Dalam kalimat diatas penulis juga menemukan majas personifikasi terdapat pada

paragraf kelima pada pemilihan diksi “membengkaknya nilai utang negara kepada asing,”.

Majas personifikasi adalah gaya bahasa kiasan yang menggambarkan benda mati atau barang-

barang tak bernyawa memiliki sifat seperti manusia. Kata “membengkak” sewajarnya adalah

sesuatu yang menjadi besar berkaitan dengan bagian tubuh seseorang.
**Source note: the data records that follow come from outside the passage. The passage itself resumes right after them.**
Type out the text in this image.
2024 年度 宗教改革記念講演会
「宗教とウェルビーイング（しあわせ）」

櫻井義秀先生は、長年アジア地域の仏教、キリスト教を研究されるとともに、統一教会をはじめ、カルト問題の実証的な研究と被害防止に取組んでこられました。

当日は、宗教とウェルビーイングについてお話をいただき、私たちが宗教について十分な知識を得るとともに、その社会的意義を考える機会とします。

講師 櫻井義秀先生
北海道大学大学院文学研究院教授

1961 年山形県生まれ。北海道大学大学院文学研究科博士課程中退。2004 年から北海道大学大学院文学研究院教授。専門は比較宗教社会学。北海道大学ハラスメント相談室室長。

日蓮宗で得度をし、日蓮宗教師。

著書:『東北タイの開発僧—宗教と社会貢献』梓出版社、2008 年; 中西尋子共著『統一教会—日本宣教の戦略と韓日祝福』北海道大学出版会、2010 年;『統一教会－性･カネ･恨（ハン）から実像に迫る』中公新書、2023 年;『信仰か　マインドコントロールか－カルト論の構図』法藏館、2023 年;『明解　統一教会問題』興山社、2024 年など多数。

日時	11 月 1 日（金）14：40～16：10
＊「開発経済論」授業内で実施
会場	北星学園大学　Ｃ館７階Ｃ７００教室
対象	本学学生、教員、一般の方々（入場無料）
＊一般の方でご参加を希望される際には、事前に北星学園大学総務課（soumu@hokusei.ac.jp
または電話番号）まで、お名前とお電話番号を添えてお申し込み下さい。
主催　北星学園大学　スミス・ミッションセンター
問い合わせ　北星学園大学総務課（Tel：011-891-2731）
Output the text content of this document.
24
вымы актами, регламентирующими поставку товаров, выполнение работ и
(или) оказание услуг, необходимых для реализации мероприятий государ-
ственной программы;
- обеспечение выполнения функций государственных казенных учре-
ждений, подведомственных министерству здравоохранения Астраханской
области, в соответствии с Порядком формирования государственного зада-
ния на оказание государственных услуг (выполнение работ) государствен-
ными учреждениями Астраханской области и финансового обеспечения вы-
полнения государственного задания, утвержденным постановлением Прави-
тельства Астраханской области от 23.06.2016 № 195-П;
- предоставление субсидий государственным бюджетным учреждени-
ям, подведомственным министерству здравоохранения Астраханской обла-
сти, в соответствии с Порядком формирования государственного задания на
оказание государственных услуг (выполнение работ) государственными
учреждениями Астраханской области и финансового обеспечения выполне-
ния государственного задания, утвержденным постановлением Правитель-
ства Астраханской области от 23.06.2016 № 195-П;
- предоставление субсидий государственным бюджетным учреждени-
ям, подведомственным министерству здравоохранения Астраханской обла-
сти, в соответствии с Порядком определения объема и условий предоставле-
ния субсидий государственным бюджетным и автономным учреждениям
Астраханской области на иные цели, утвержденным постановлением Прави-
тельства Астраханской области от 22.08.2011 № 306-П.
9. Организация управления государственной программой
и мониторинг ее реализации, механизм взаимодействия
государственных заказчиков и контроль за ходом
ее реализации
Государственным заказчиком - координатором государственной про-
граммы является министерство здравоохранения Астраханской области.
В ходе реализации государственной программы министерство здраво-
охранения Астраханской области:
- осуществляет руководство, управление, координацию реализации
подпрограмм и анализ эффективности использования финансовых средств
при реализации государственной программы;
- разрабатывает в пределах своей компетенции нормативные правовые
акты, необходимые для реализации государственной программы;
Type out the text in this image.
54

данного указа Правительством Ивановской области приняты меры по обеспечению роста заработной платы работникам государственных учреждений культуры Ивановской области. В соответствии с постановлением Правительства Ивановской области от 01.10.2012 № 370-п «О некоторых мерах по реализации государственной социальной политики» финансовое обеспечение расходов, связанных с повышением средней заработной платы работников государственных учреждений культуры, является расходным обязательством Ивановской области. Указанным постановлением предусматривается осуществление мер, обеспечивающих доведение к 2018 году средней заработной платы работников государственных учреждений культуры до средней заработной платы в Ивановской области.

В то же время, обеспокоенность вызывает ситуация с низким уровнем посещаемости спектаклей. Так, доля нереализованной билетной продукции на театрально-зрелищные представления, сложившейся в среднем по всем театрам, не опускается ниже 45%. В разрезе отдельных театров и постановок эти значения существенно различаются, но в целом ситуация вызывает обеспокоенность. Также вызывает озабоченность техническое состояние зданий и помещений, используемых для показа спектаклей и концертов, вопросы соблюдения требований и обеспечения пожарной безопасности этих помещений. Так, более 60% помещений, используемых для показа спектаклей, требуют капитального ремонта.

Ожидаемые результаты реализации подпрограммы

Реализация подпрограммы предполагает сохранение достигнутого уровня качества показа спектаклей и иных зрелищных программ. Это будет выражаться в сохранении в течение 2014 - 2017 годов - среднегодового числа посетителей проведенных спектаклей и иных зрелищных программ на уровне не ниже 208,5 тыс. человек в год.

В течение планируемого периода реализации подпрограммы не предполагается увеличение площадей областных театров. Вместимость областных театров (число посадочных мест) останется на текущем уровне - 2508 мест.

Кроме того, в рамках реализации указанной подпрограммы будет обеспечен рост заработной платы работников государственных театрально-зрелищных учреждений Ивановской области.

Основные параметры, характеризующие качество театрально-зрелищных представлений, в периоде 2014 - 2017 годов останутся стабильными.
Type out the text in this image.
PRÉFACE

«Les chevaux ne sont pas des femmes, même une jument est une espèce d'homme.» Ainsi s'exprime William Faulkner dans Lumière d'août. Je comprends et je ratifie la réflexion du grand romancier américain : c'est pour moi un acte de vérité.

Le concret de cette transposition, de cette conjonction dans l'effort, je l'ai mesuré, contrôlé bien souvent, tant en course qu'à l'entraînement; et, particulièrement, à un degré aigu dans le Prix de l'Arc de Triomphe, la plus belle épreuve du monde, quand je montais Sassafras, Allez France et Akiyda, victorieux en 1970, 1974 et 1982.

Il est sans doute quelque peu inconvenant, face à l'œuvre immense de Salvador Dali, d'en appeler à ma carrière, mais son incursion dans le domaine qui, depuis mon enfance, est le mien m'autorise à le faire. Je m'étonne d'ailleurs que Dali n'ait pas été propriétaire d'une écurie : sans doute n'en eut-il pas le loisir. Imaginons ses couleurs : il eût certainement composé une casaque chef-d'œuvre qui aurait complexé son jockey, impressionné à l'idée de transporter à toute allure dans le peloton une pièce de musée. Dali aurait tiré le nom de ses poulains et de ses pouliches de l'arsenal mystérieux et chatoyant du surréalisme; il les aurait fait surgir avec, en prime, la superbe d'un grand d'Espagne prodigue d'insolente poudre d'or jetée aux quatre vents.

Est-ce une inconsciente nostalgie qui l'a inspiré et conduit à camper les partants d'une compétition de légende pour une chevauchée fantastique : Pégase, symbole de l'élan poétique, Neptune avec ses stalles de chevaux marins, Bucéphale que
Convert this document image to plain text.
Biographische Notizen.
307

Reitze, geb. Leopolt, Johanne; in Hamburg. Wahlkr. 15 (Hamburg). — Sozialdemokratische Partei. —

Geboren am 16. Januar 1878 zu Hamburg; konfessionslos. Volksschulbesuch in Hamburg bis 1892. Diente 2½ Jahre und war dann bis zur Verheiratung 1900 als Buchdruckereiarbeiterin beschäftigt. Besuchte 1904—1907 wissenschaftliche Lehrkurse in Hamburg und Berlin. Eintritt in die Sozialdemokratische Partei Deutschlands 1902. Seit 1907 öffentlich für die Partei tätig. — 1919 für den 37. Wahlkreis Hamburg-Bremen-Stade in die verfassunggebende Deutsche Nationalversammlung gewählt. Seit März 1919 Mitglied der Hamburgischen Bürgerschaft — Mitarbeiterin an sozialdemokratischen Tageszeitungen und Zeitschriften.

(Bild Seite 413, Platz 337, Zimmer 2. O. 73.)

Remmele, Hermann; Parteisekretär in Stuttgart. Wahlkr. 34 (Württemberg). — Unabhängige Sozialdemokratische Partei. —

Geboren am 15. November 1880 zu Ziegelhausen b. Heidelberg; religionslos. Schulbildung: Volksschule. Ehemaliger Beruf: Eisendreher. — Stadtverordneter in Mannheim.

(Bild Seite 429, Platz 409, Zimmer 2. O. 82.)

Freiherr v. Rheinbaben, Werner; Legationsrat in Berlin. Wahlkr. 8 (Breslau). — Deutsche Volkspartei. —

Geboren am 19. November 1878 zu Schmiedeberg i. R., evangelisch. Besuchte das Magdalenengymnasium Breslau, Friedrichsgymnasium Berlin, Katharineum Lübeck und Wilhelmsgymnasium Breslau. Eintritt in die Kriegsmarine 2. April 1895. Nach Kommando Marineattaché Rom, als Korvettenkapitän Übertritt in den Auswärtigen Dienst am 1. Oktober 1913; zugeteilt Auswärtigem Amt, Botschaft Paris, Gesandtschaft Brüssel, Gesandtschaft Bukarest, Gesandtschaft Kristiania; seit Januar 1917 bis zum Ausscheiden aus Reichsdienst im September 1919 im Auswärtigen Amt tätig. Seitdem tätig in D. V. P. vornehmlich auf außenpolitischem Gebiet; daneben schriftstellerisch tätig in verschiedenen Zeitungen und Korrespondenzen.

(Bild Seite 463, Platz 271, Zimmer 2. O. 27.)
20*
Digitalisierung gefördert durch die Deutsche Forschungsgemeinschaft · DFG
Sementara itu, dalam

kalimat ini kata “membengkak dipakai untuk melukiskan nilai hutang negara.

Pada paragraph keenam penulis menemukan gaya bahasa repetisi pada struktur kalimat

juga terlihat dalam berita yaitu pada paragraf ketujuh kalimat pertama yang berbunyi “Bukan
tiga tahun, bukan dua tahun. Tetapi dalam 100 hari bisa diturunkan harga listrik di

masyarakat,”. Gaya repetisi adalah perulangan bunyi, suku kata atau bagian kalimat yang

dianggap penting untuk memberikan sebuah tekanan dalam konteks yang sesuai.

Pada paragraph kesembilan yang menulis juga menemukan penggunaan kata non baku

pada paragraf ke sembilan yang berbunyi “Karena banyak media di sini, saya nggak sampaikan

kepada kalian. Ntar dicontek. Sekarang, apa yang gue bikin ada yang nyontek,”. Kata “nggak”,

“Ntar”, “Gue”, dan “nyontek” adalah kata-kata non baku yang biasa digunakan percakapan

informal sehari-hari. Kata “nggak” memiliki bentuk asli dari kata “tidak”, kemudian kata

“Ntar” memiliki bentuk asli dari kata “sebentar”, sementara kata “gue” adalah kata non baku

bisa juga dikatakan sebagai kata prokem atau kata gaul untuk sebagai pengganti kata “saya”.

Semua kata di atas juga menggunakan gaya bahasa informal yang biasa dipakai sehari-hari

dalam kondisi tidak resmi.

Berdasarkan analisis diatas, penulis menyimpulkan bahwa sarana wacana dalam berita

ini berupapenggunaan gaya bahasa informal pada kata"pasaran", kemudian terdapat kata

serapan tradisional "ndasmu", terdapat juga majas retoris dalam sebuah kalimat tanya pada

paragraf keempat, penyataaan atau statement yang bersifat konklusif pada paragraf kelima,

terdapat pula majas personifikasi kata "membengkak”, gaya bahasa repetisi, terdapat pula

penggunaan kata non baku pada kata "nggak"; "ntar"; "gue"; dan "nyontek".